Reducing waste in project management, Lean perspective.

One of the major aspects of project management success is to deliver results for the customer with the least possible amount of waste.

Project management firms and consultants are continuously developing methodologies to design high efficiency processes to reduce as much waste as possible. Three project management worlds are now existing in many organizations: “classical”, “agile” and “hybrid”.

However, it is no longer the approach that is the key issue, but the way in which the approach is designed and executed.

Although “Lean” principles are designed to deal with the problem of waste in fabrication environment. But it is possible to tailor it for use in project management so we can reach far in this field.

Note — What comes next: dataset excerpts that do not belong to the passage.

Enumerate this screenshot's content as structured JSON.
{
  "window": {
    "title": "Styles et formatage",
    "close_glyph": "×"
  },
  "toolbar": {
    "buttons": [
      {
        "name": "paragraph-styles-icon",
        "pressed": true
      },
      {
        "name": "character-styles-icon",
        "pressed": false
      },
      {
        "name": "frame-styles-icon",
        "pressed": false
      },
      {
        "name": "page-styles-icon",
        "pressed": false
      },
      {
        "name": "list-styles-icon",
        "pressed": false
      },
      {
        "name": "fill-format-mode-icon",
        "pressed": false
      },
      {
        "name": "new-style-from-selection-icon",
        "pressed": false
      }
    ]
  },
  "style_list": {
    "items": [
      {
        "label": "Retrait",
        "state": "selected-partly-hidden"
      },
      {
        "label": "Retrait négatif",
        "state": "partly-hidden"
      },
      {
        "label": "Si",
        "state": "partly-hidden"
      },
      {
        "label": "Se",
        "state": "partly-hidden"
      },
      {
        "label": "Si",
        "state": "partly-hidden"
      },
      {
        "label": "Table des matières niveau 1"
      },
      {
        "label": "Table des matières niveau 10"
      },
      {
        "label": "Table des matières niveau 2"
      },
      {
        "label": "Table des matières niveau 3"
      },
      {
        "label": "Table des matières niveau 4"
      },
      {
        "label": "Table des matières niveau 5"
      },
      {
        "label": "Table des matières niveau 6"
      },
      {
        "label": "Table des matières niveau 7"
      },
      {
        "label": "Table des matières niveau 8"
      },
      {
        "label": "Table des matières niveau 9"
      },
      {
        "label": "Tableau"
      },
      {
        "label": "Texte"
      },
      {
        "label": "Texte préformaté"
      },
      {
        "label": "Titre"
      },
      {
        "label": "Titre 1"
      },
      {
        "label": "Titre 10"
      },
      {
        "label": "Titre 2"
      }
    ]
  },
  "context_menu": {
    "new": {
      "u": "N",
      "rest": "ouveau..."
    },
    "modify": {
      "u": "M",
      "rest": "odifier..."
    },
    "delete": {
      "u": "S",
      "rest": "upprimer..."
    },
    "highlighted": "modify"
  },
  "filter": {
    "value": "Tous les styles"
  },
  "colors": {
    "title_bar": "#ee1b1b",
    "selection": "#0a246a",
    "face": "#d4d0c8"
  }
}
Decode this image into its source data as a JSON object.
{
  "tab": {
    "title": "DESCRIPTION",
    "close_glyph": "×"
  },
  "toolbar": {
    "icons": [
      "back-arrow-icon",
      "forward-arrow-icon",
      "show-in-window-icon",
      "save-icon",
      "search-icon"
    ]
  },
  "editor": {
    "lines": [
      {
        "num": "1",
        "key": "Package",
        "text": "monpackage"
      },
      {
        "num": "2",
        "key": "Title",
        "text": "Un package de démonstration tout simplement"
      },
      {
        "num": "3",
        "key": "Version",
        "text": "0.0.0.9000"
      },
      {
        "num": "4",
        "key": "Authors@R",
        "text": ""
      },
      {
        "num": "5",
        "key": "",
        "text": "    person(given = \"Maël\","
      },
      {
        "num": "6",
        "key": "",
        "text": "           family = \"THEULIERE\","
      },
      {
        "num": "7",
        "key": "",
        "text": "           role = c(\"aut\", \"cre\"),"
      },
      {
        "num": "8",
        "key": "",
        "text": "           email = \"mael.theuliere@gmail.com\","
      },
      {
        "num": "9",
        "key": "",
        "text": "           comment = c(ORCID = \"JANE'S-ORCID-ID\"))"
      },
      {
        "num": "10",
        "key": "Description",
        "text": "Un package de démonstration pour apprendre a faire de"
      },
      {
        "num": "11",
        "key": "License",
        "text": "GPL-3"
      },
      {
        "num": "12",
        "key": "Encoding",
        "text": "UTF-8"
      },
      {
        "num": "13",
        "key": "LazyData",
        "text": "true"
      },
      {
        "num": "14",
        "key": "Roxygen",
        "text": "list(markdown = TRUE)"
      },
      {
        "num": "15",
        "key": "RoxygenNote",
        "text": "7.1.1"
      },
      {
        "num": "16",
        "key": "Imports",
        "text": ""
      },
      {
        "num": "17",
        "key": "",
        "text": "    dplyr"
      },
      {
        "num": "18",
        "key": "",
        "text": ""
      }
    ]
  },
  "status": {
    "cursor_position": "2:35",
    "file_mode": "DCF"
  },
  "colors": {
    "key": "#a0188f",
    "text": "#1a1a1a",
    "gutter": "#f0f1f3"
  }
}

Let’s try to map lean principles to project management process buy showing waste types and how to deal with them.

Defects:

product is not fit to use, service is doesn’t add value or both doesn’t meet customer expectations this


will cause rework and customer dissatisfaction. Poor requirements gathering and poor designs will 

cause poor results. The key is to know exactly what customer needs, this can be achieved by determination and early engagement of key stakeholders in requirements collection designs approvals, in addition to choose project team with the right skills.

Waiting:

There are several sources of this kind of waste during project life cycle. Poor surveys and inaccurate prerequisites determination will cause time waste to get site ready for work. poor knowledge of customer administration conditions can cause delay in obtaining work and access permissions specially in public sectors. Delay in issues reporting causes delay in taking corrective. So, taking the previous issues into consideration in addition to well estimation of activities sequence and durations can reduce waiting time.

Transportation:

 Good planning to align delivery time with customer sites readiness shall reduce number of transitions specially if implementation going to happen in multiple sites.

Overproduction:

Here it refers to both gold plating & scope creep in project management. So, to avoid overproduction you need to accurately define scope, get customer (key stakeholders) formal approval. and stick with approved scope. Good change management is also an effective method of reducing scope creep and gold plating.

Over processing:

Spending time and effort more than what task needs is overprocessing issue this can be caused; poor team skills and poor tools quality are main factors in poor processing waste. Enhancing team skills and using high quality tools shall guarantee a continuous flow of results by limiting work in progress.

Underutilization of skills, talents, and knowledge:

It can be caused by poor management of project resources. Selecting the right project team and suitable tasks assignments, rules and responsibilities determination and good team building techniques are the key factors of achieving good utilization.